Red flags — STOP, you're rationalizing
These thoughts mean you are about to skip a skill you should invoke:
| Thought | Reality |
|---|
| "This is just a quick data/code question" | Questions are tasks. Invoke researching. |
| "I'll just tweak the code real quick" | Code changes need understanding first → researching then planning-implementations. |
| "I already know how this codebase works" | Memory drifts; the code is ground truth. Trace it with researching. |
| "5 minutes — don't overthink it" | Right-size the skill, don't skip it. A 90-second read still beats a stale-cache bug. |
| "This change is too small for a plan" | Small multi-file / network / state changes break callers. Plan it. |
| "It's just an experiment, no rigor needed" | Experiments drive design decisions → running-experiments; record failures too. |
| "The result obviously reproduces" | Unverified provenance is a hypothesis → ensuring-reproducibility. |
| "I'll capture provenance / harden it later" | Later never comes. Do it when the result is produced. |
Common workflow patterns
Right-size the chain to the task — these are the menu, not a mandate to run all.

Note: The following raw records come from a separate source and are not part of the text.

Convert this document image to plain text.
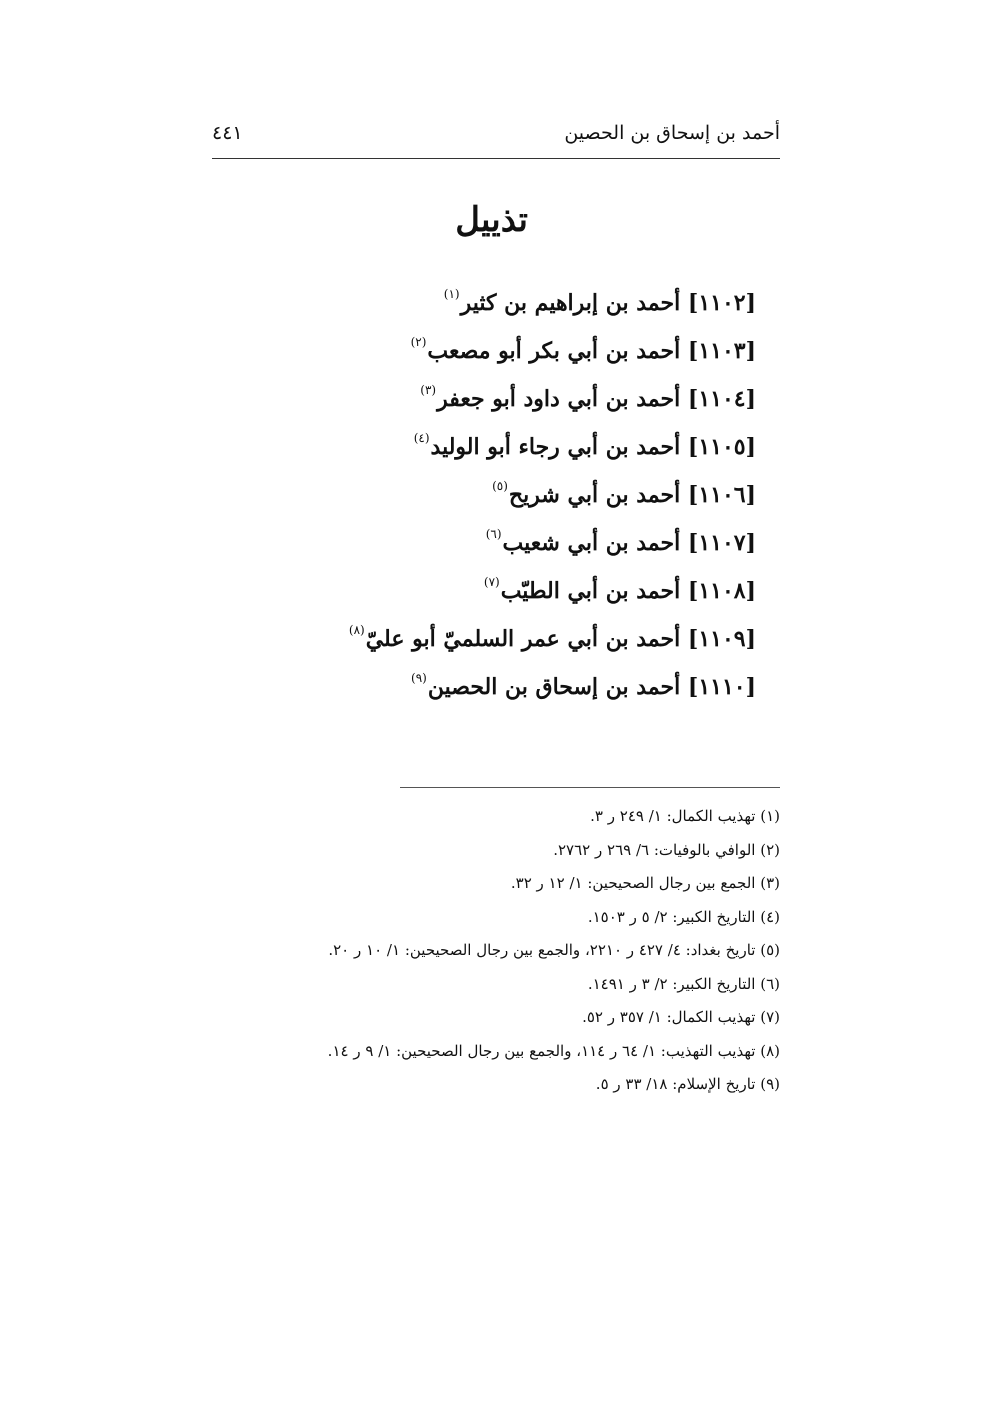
أحمد بن إسحاق بن الحصين
٤٤١
تذييل
[١١٠٢] أحمد بن إبراهيم بن كثير$^{(١)}$
[١١٠٣] أحمد بن أبي بكر أبو مصعب$^{(٢)}$
[١١٠٤] أحمد بن أبي داود أبو جعفر$^{(٣)}$
[١١٠٥] أحمد بن أبي رجاء أبو الوليد$^{(٤)}$
[١١٠٦] أحمد بن أبي شريح$^{(٥)}$
[١١٠٧] أحمد بن أبي شعيب$^{(٦)}$
[١١٠٨] أحمد بن أبي الطيّب$^{(٧)}$
[١١٠٩] أحمد بن أبي عمر السلميّ أبو عليّ$^{(٨)}$
[١١١٠] أحمد بن إسحاق بن الحصين$^{(٩)}$
(١) تهذيب الكمال: ١/ ٢٤٩ ر ٣.
(٢) الوافي بالوفيات: ٦/ ٢٦٩ ر ٢٧٦٢.
(٣) الجمع بين رجال الصحيحين: ١/ ١٢ ر ٣٢.
(٤) التاريخ الكبير: ٢/ ٥ ر ١٥٠٣.
(٥) تاريخ بغداد: ٤/ ٤٢٧ ر ٢٢١٠، والجمع بين رجال الصحيحين: ١/ ١٠ ر ٢٠.
(٦) التاريخ الكبير: ٢/ ٣ ر ١٤٩١.
(٧) تهذيب الكمال: ١/ ٣٥٧ ر ٥٢.
(٨) تهذيب التهذيب: ١/ ٦٤ ر ١١٤، والجمع بين رجال الصحيحين: ١/ ٩ ر ١٤.
(٩) تاريخ الإسلام: ١٨/ ٣٣ ر ٥.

Full workflow (complex architectural change)
researching → planning-implementations → running-experiments →
iterating-plans → implementing-plans → validating-implementations
Simple feature addition
researching → planning-implementations → implementing-plans
Rapid iteration
planning-implementations → iterating-plans → iterating-plans →
implementing-plans
Research-only / investigation
researching → researching (follow-up) — use docs for future planning.

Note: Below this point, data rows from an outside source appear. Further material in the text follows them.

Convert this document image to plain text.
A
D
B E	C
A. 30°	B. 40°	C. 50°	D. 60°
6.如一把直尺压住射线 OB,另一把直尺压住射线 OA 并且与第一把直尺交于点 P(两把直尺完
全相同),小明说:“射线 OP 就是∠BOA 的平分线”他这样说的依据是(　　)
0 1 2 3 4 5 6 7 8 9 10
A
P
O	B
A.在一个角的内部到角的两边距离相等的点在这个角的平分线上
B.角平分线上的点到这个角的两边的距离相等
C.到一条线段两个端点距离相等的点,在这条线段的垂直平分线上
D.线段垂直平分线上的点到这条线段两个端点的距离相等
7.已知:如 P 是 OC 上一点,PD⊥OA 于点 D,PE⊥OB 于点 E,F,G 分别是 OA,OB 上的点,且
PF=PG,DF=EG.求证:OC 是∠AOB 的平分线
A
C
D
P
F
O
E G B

Research-first (unknown problem space)
researching → planning-implementations
Document naming & cross-references
All workflow documents are saved to docs/rse/specs/ in the project root as
research-<slug>.md, plan-<slug>.md, experiment-<slug>.md,
implement-<slug>.md, validation-<slug>.md, and handoff-<timestamp>-<slug>.md (slug = lowercased,
hyphenated topic). These are committed, version-controlled artifacts — the
decision record lives in the repo. Write new documents to docs/rse/specs/;
when reading existing documents, search docs/rse/specs/ first and fall back
to the legacy .agents/ location (older layout). Legacy prior-art-<slug>.md
docs are still read when present.
Docs cross-link with relative markdown links so plan → research, implement → plan,
validation → plan+implement, and handoff → all of them form a navigable graph.

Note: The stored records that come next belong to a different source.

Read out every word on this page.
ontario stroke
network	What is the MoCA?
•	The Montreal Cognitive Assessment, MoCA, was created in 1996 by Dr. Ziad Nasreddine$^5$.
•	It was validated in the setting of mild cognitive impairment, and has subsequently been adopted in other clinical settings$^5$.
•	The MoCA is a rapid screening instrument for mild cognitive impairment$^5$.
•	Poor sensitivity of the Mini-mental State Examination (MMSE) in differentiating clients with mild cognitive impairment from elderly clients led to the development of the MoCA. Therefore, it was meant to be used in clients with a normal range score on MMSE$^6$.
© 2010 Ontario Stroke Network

Each skill states its own naming and cross-reference rules.
Cross-plugin deferral
Some concerns are better handled by specialist plugins. Hand off to them rather
than re-implementing their guidance here.
| Concern | Defer to |
|---|
| Environments (pixi) | scientific-python-development:pixi-package-manager |
| Environments (uv) | python-development:uv-package-manager |
| Tests | scientific-python-development:python-testing |
| Packaging | scientific-python-development:python-packaging |
| Documentation | scientific-python-development:scientific-documentation |
| Community / handoff readiness | project-management:community-health-files |
| Project handoff | project-management:project-handoff |
| Heavy multi-source research | deep-research |
Common Mistakes
- Skipping the workflow because the task "looks small" — the most common and
most expensive mistake. Right-size the skill (a quick
researching read, a
short plan), but never skip skill-invocation entirely for code or research
work. See Red flags above.
- Forcing the full chain when one skill suffices — the opposite error:
running research → plan → experiment → implement → validate for a trivial change
wastes time. Pick the minimal matching skill from the decision tree. This is
about right-sizing, never about reaching zero skills.
- Not picking an interaction mode — every workflow skill defaults to a mode,
but failing to confirm the right mode leads to unnecessary interruptions
(Collaborative when Direct is wanted) or unreviewed decisions (Direct when
Collaborative is needed).
- Treating this skill as a substitute for the specialist skills — this
meta-skill routes and compels; the actual work happens in the individual
skills. Invoke the right specialist skill rather than asking this one to execute.